Perto da barbárie
Recebo muitos livros de autores e editoras. Ganho também presentes inesperados de amigos e estudantes. Deisy Cioccari me deu um livro surpreendente intitulado “Muito longe de casa, memórias de um menino-soldado”, de Ishmael Beah. É deslumbrante pela forma, aterrador pelo conteúdo e fascinante pelo imaginário. Um relato autobiográfico. A história de um adolescente devorado pela guerra civil em Serra Leoa, na África. O que sabemos no Brasil sobre esse episódio dramático? Quase nada. O quase é por cautela. Quem se importa entre nós com essa tragédia? Quase ninguém. Ou seja, ninguém.

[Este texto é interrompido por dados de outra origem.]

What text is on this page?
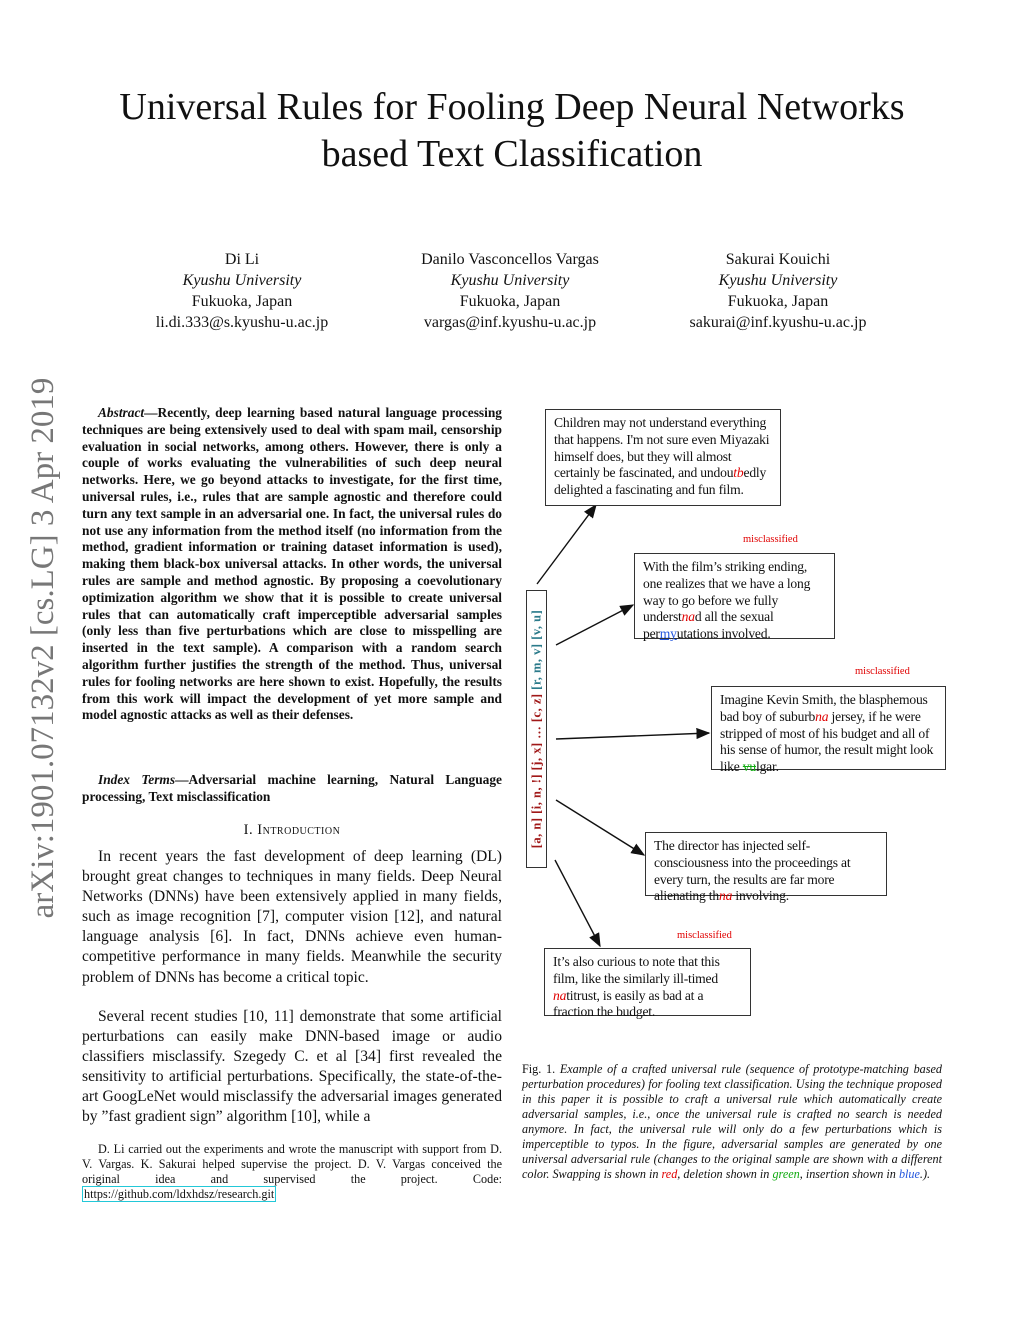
Universal Rules for Fooling Deep Neural Networks
based Text Classification
Di Li
Kyushu University
Fukuoka, Japan
li.di.333@s.kyushu-u.ac.jp
Danilo Vasconcellos Vargas
Kyushu University
Fukuoka, Japan
vargas@inf.kyushu-u.ac.jp
Sakurai Kouichi
Kyushu University
Fukuoka, Japan
sakurai@inf.kyushu-u.ac.jp
arXiv:1901.07132v2 [cs.LG] 3 Apr 2019	Abstract—Recently, deep learning based natural language processing techniques are being extensively used to deal with spam mail, censorship evaluation in social networks, among others. However, there is only a couple of works evaluating the vulnerabilities of such deep neural networks. Here, we go beyond attacks to investigate, for the first time, universal rules, i.e., rules that are sample agnostic and therefore could turn any text sample in an adversarial one. In fact, the universal rules do not use any information from the method itself (no information from the method, gradient information or training dataset information is used), making them black-box universal attacks. In other words, the universal rules are sample and method agnostic. By proposing a coevolutionary optimization algorithm we show that it is possible to create universal rules that can automatically craft imperceptible adversarial samples (only less than five perturbations which are close to misspelling are inserted in the text sample). A comparison with a random search algorithm further justifies the strength of the method. Thus, universal rules for fooling networks are here shown to exist. Hopefully, the results from this work will impact the development of yet more sample and model agnostic attacks as well as their defenses.
Index Terms—Adversarial machine learning, Natural Language processing, Text misclassification
I. Introduction
In recent years the fast development of deep learning (DL) brought great changes to techniques in many fields. Deep Neural Networks (DNNs) have been extensively applied in many fields, such as image recognition [7], computer vision [12], and natural language analysis [6]. In fact, DNNs achieve even human-competitive performance in many fields. Meanwhile the security problem of DNNs has become a critical topic.
Several recent studies [10, 11] demonstrate that some artificial perturbations can easily make DNN-based image or audio classifiers misclassify. Szegedy C. et al [34] first revealed the sensitivity to artificial perturbations. Specifically, the state-of-the-art GoogLeNet would misclassify the adversarial images generated by ”fast gradient sign” algorithm [10], while a
D. Li carried out the experiments and wrote the manuscript with support from D. V. Vargas. K. Sakurai helped supervise the project. D. V. Vargas conceived the original idea and supervised the project. Code: https://github.com/ldxhdsz/research.git
Children may not understand everything that happens. I'm not sure even Miyazaki himself does, but they will almost certainly be fascinated, and undoutbedly delighted a fascinating and fun film.
misclassified
With the film’s striking ending, one realizes that we have a long way to go before we fully understnad all the sexual permyutations involved.
misclassified
Imagine Kevin Smith, the blasphemous bad boy of suburbna jersey, if he were stripped of most of his budget and all of his sense of humor, the result might look like vulgar.
The director has injected self-consciousness into the proceedings at every turn, the results are far more alienating thna involving.
misclassified
It’s also curious to note that this film, like the similarly ill-timed natitrust, is easily as bad at a fraction the budget.
[a, n] [i, n, !] [j, x] … [c, z] [r, m, v] [v, u]
Fig. 1. Example of a crafted universal rule (sequence of prototype-matching based perturbation procedures) for fooling text classification. Using the technique proposed in this paper it is possible to craft a universal rule which automatically create adversarial samples, i.e., once the universal rule is crafted no search is needed anymore. In fact, the universal rule will only do a few perturbations which is imperceptible to typos. In the figure, adversarial samples are generated by one universal adversarial rule (changes to the original sample are shown with a different color. Swapping is shown in red, deletion shown in green, insertion shown in blue.).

O autor foi resgatado e vive em Nova York. Carrega na alma e no corpo a memória do inimaginável. Passou de criança perdida num dia de passeio, com a família devastada pela guerra, a soldado recrutado pelas forças de combate aos rebeldes. Aprendeu a matar como uma máquina e a consumir drogas em quantidades industriais para melhorar a performance no seu cotidiano de menino armado. O quadro que apresenta é de barbárie absoluta. Queimar aldeias e assassinar seus moradores era a técnica de base numa guerra sem quartel, sem regras e sem fim.
Era assim: “O fogo havia começado a acalmar, e eu estava correndo pela aldeia procurando alguma coisa, alguma coisa que eu não queria ver. Hesitante, tentava distinguir os rostos de corpos queimados, mas era impossível saber quem tinham sido um dia. Além disso, havia inúmeras deles”. Sem dúvida, uma passagem suave. Podia ser assim: “O sol mostrava partes de canos de armas e balas voando em nossa direção. Corpos tinham começado a se empilhar, uns por cima dos outros, perto de uma palmeira baixa em que sangue pingava da folhagem. Procurei Josiah. Uma granada havia lançado seu pequeno corpo do chão, fazendo aterrissar num toco de árvore. Ele sacudiu as pernas e seu grito foi se calando aos poucos. Havia sangue por toda parte”. Assim.
Incrivelmente há também muita poesia no relato. A descrição das paisagens é soberba. A investigação sobre os desvãos da perversidade humana é um catálogo de iniquidades. O ressurgimento da esperança, quando tudo era violência, brilha como um raio de sol impossível. Não se sabe ao longo do texto o que, de fato, queriam uns e outros em meio à guerra arrasadora e permanente. Não há espaço para discussão de objetivos e ideias. Tudo se resume a matar e a tentar permanecer vivo.
Eram crianças que amavam rap e banhos de rio. Eram meninos que sonhavam em amar e temiam a descoberta do amor. Eram pré-adolescentes que tinham pressa de viver. Eram filhos cujos pais ganhavam a vida duramente, mas experimentavam a felicidade de fazer parte de uma cultura ancestral e de um cotidiano de comunidade. Foram jovens que aprenderam a matar antes do aprendizado da vida. “Muito longe de casa” é um “romance” de iniciação, a iniciação ao terror, uma educação sentimental, pedagogia do horror. Nos agradecimentos, tudo se resume: “Nunca imaginei que estaria vivo até este dia, muito menos que escreveria um livro”. É a história impressionante de um sobrevivente.(JM).